HESI LPN
HESI CAT Exam
1. What nursing intervention is particularly indicated for the second stage of labor?
- A. Providing pain medication to increase the client’s tolerance of labor
- B. Assessing the fetal heart rate and pattern for signs of fetal distress
- C. Monitoring effects of oxytocin administration to help achieve cervical dilation
- D. Assisting the client to push effectively so that the expulsion of the fetus can be achieved
Correct answer: D
Rationale: During the second stage of labor, assisting the client to push effectively is crucial for the delivery of the fetus. This action helps to facilitate the expulsion of the fetus from the uterus. Providing pain medication (Choice A) is not typically done during the second stage of labor as the focus shifts to pushing and delivery. Assessing the fetal heart rate (Choice B) is important but is more relevant throughout labor, not specifically for the second stage. Monitoring the effects of oxytocin administration (Choice C) is more associated with the first stage of labor to help with uterine contractions and cervical dilation.
2. After administering a proton pump inhibitor (PPI), which action should the nurse take to evaluate the effectiveness of the medication?
- A. Ask the client about gastrointestinal pain
- B. Measure the client’s fluid intake and output
- C. Monitor the client’s serum electrolyte levels
- D. Auscultate for bowel sounds in all quadrants
Correct answer: A
Rationale: The correct answer is A: Ask the client about gastrointestinal pain. The effectiveness of a proton pump inhibitor (PPI) is best evaluated by assessing the relief of gastrointestinal symptoms, such as heartburn, acid reflux, or stomach pain. These medications work by reducing the production of stomach acid, so improvement in these symptoms indicates the effectiveness of the PPI. Choices B, C, and D are incorrect because they do not directly reflect the effectiveness of a PPI. Measuring fluid intake and output, monitoring serum electrolyte levels, and auscultating for bowel sounds are important for assessing hydration status, electrolyte balance, and gastrointestinal motility, respectively. However, they are not specific to evaluating PPI effectiveness.
3. The client has silvery scaling plaques bilaterally on elbows, forearms, and palms. When scratched, the skin bleeds over these plaques. What is most important to include in this client’s plan of care?

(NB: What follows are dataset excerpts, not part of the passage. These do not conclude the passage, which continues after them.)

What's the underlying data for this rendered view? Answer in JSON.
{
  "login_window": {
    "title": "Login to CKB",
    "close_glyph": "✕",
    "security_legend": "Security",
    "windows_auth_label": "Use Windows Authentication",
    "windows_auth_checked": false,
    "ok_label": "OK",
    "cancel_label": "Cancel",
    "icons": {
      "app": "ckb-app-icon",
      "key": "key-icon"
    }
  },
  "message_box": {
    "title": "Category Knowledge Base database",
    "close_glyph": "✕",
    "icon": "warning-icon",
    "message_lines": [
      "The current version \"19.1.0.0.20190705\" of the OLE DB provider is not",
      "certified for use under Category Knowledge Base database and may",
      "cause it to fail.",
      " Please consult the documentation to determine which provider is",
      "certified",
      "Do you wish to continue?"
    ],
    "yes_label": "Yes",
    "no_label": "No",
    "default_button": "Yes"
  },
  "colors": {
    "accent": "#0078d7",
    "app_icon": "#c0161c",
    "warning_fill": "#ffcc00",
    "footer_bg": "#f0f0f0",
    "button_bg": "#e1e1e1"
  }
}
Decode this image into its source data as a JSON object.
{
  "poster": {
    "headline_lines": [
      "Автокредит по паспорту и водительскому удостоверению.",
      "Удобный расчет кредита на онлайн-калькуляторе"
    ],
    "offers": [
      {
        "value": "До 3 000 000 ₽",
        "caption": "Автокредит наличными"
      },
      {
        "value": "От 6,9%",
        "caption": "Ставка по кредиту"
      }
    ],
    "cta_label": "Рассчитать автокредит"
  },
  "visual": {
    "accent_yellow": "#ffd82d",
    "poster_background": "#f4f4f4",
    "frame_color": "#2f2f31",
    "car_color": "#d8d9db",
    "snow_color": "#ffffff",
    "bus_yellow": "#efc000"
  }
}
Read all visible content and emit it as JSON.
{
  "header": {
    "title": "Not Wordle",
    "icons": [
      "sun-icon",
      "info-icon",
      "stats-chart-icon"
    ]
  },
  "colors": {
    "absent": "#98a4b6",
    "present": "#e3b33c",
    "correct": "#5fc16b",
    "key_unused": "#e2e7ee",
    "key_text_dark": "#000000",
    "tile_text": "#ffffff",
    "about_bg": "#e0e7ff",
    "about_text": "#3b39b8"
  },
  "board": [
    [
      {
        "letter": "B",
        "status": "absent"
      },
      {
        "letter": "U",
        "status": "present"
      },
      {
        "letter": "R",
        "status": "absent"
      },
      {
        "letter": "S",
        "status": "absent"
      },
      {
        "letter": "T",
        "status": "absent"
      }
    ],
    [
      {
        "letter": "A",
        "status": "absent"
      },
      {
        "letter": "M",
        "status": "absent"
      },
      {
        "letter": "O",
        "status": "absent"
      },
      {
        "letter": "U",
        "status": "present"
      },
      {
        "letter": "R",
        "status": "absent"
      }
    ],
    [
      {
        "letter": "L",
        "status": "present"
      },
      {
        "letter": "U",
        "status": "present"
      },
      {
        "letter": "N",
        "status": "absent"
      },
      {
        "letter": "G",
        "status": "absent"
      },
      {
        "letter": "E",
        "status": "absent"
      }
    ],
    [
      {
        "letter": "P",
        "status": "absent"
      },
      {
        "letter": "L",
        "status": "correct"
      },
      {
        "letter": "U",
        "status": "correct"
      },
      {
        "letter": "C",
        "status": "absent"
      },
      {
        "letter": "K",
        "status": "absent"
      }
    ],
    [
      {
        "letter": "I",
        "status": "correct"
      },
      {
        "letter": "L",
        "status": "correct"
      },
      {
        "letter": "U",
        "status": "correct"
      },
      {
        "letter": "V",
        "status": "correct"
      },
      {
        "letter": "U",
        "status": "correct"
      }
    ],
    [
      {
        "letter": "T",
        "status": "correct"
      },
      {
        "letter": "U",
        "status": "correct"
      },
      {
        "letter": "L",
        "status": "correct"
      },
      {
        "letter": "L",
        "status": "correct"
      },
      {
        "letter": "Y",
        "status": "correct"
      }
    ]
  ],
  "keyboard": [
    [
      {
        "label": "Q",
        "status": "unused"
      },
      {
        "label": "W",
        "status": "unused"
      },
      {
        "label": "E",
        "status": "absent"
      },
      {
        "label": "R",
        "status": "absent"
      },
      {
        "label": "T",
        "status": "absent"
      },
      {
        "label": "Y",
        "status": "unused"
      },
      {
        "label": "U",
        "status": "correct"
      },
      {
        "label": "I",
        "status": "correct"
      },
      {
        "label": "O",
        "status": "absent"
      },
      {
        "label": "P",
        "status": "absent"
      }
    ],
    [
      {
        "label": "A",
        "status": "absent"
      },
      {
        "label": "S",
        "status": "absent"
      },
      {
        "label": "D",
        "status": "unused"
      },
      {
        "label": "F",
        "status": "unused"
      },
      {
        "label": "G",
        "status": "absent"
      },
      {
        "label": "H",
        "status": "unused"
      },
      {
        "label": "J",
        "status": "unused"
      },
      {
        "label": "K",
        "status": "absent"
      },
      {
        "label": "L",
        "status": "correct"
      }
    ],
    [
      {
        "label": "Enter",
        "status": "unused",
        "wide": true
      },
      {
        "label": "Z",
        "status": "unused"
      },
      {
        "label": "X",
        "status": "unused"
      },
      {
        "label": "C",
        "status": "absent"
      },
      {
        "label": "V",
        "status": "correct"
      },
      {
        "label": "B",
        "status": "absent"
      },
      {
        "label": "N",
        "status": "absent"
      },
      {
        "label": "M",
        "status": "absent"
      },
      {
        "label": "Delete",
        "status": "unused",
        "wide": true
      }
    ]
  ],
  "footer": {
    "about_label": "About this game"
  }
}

- A. Interventions to decrease emotional stress
- B. Precautions about avoiding sunlight
- C. Strategies to increase omega-3 fatty acids in the diet
- D. Instruct about applying a corticosteroid cream
Correct answer: A
Rationale: The most important aspect to include in this client's plan of care is interventions to decrease emotional stress. Psoriasis, characterized by silvery scaling plaques on the skin, can be exacerbated by emotional stress. Managing stress is crucial in controlling the condition. Precautions about avoiding sunlight are important in psoriasis management, but emotional stress has a more significant impact. While omega-3 fatty acids may provide some benefits, stress management should take priority. Applying a corticosteroid cream may help with symptoms, but addressing emotional stress is crucial for long-term management of psoriasis.
4. Following morning care, a client with C-5 spinal cord injury who is sitting in a wheelchair becomes flushed and complains of a headache. Which intervention should the nurse implement first?
- A. Check for any kinks or obstructions in the client’s Foley tubing
- B. Assess the client’s blood pressure every 15 minutes
- C. Administer a prescribed PRN dose of hydralazine (Apresoline)
- D. Educate the client on recognizing symptoms of dysreflexia
Correct answer: B
Rationale: In a client with a C-5 spinal cord injury experiencing flushing and a headache, the priority intervention is to assess the client's blood pressure every 15 minutes. These symptoms could indicate autonomic dysreflexia, a potentially life-threatening condition. Assessing the blood pressure is crucial to identify and address this emergency situation promptly. Checking for kinks or obstructions in the Foley tubing (Choice A) is important but not the priority in this scenario. Administering hydralazine (Choice C) without knowing the blood pressure could be harmful as it may lead to a sudden drop in blood pressure. Educating the client on recognizing symptoms of dysreflexia (Choice D) is important for long-term management but is not the immediate action needed in this acute situation.
5. After an unsuccessful resuscitation attempt, the nurse calls the family of the deceased. The family wishes to see the body before it is taken to the funeral home. Which interventions should the nurse take to prepare the body before the family enters the room? (Select all that apply)
- A. Take out dentures and place them in a labeled cup
- B. Apply a body shroud
- C. Place a small pillow under the head
- D. Gently close the eyes
Correct answer: A
Rationale: The correct interventions for the nurse to prepare the body before the family enters the room include taking out dentures and placing them in a labeled cup. This is essential to ensure the dignity of the deceased and maintain their appearance. Applying a body shroud is not typically done before the family views the body, as it may be more appropriate during preparation for transportation to the funeral home. Placing a small pillow under the head and gently closing the eyes are actions that can be comforting but are not essential preparations for the family viewing.